A Sample of gas originally at 25 degrees C and 1 atm pressure in a 2.5 L container is allowed to expand until the pressure is .85 atm and the temperature is 15 degrees C. What is the final volume of gas?
Did anyone get 2.6 L
T1 =273 +25 =298 K,
T2 = 273 + 15 = 288 K,
p1•V1/T1 = p2•V2/T2,
V2 =p1•V1•T2/T1•p2 = 1•2.5•288/298•0.85 =2.84 atm.
I must have miss entered something! Thanks.
Well, I don't know about anyone else, but I can tell you that I got 2.6 L. However, I can't really be trusted with serious calculations, so take that answer with a grain of salt. Or maybe a whole shaker of salt. It's always a good idea to check your work and make sure I'm not just clowning around!
To find the final volume of the gas, we can use the combined gas law equation:
(P1 × V1) / (T1) = (P2 × V2) / (T2)
where:
P1 = initial pressure of the gas
V1 = initial volume of the gas
T1 = initial temperature of the gas
P2 = final pressure of the gas
V2 = final volume of the gas (what we need to find)

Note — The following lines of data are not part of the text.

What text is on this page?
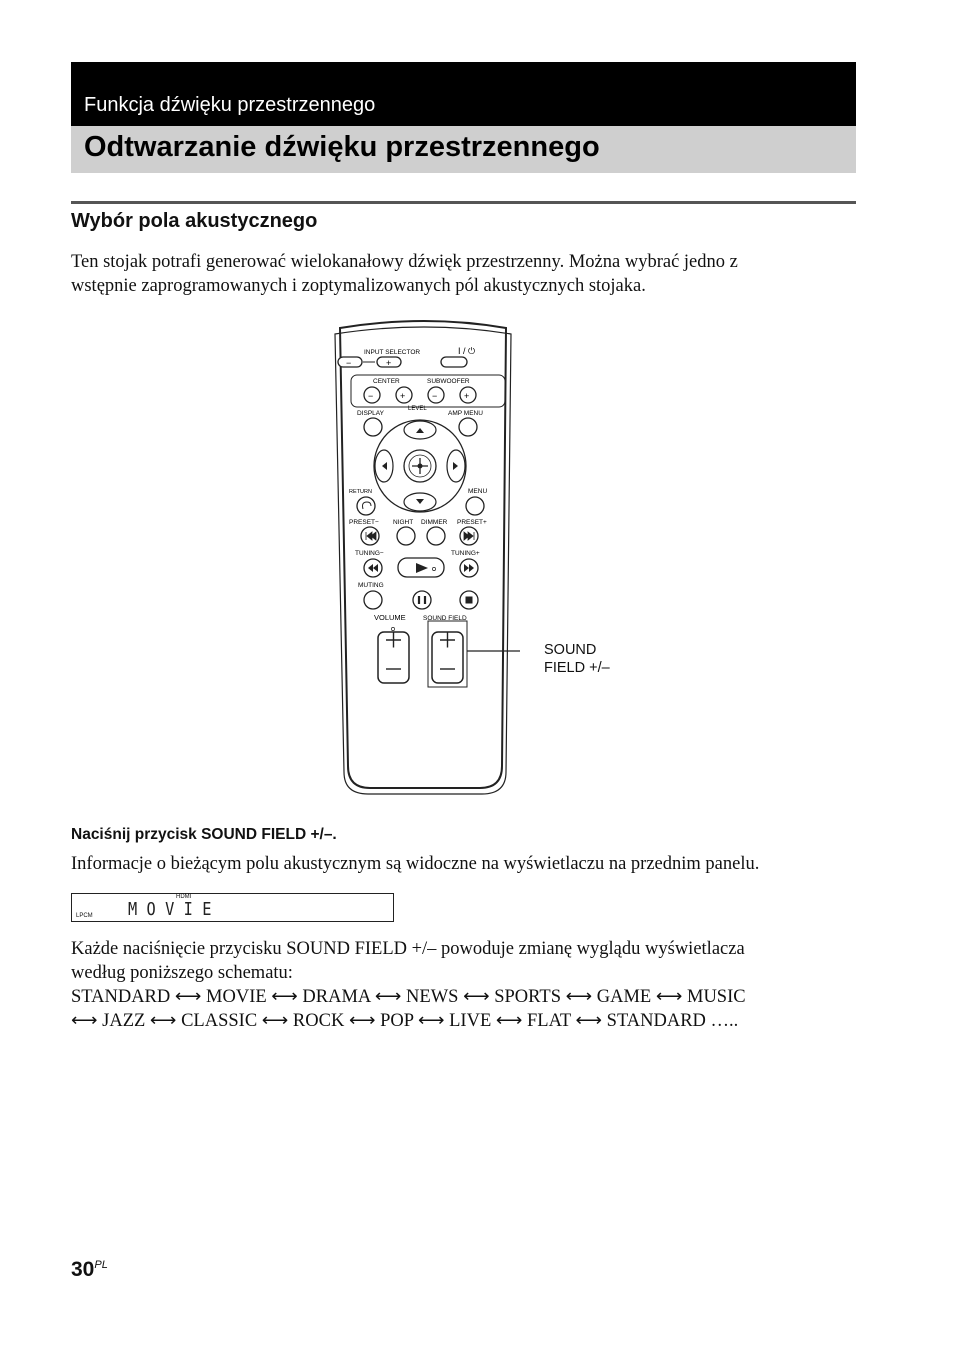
Funkcja dźwięku przestrzennego
Odtwarzanie dźwięku przestrzennego
Wybór pola akustycznego
Ten stojak potrafi generować wielokanałowy dźwięk przestrzenny. Można wybrać jedno z
wstępnie zaprogramowanych i zoptymalizowanych pól akustycznych stojaka.
INPUT SELECTOR	I / ⏻
−	+
CENTER	SUBWOOFER
−	+	−	+
LEVEL
DISPLAY	AMP MENU
RETURN	MENU
PRESET− NIGHT DIMMER PRESET+
TUNING−	TUNING+
MUTING
VOLUME	SOUND FIELD
SOUND
FIELD +/–
Naciśnij przycisk SOUND FIELD +/–.
Informacje o bieżącym polu akustycznym są widoczne na wyświetlaczu na przednim panelu.
HDMI
LPCM MOVIE
Każde naciśnięcie przycisku SOUND FIELD +/– powoduje zmianę wyglądu wyświetlacza
według poniższego schematu:
STANDARD ⟷ MOVIE ⟷ DRAMA ⟷ NEWS ⟷ SPORTS ⟷ GAME ⟷ MUSIC
⟷ JAZZ ⟷ CLASSIC ⟷ ROCK ⟷ POP ⟷ LIVE ⟷ FLAT ⟷ STANDARD …..
$30^{PL}$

T2 = final temperature of the gas
Let's plug in the given values into the equation:
(P1 × V1) / (T1) = (P2 × V2) / (T2)
P1 = 1 atm
V1 = 2.5 L
T1 = 25°C + 273.15 (convert to Kelvin) = 298.15 K
P2 = 0.85 atm
T2 = 15°C + 273.15 (convert to Kelvin) = 288.15 K
Now we can solve for V2:
(1 atm × 2.5 L) / (298.15 K) = (0.85 atm × V2) / (288.15 K)

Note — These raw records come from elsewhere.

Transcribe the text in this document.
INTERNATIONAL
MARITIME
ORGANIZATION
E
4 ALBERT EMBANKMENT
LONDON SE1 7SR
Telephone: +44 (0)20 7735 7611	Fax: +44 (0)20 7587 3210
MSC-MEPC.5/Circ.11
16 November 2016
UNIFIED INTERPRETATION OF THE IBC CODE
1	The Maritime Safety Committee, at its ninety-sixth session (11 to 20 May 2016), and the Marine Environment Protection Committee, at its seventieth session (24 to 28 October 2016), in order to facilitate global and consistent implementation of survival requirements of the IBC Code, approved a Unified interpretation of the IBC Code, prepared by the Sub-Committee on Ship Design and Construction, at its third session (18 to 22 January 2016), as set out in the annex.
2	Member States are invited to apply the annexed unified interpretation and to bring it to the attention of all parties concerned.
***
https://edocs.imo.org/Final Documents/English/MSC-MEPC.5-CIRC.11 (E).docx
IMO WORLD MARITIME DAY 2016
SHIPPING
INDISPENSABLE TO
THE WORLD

(2.5 L) / (298.15 K) = (0.85 atm × V2) / (288.15 K)
Cross-multiplying:
(2.5 L) × (288.15 K) = (0.85 atm × V2) × (298.15 K)
721.33 = 254.5275 × V2
Dividing both sides by 254.5275:
V2 = 721.33 / 254.5275
V2 ≈ 2.83 L
Therefore, the final volume of the gas is approximately 2.83 L.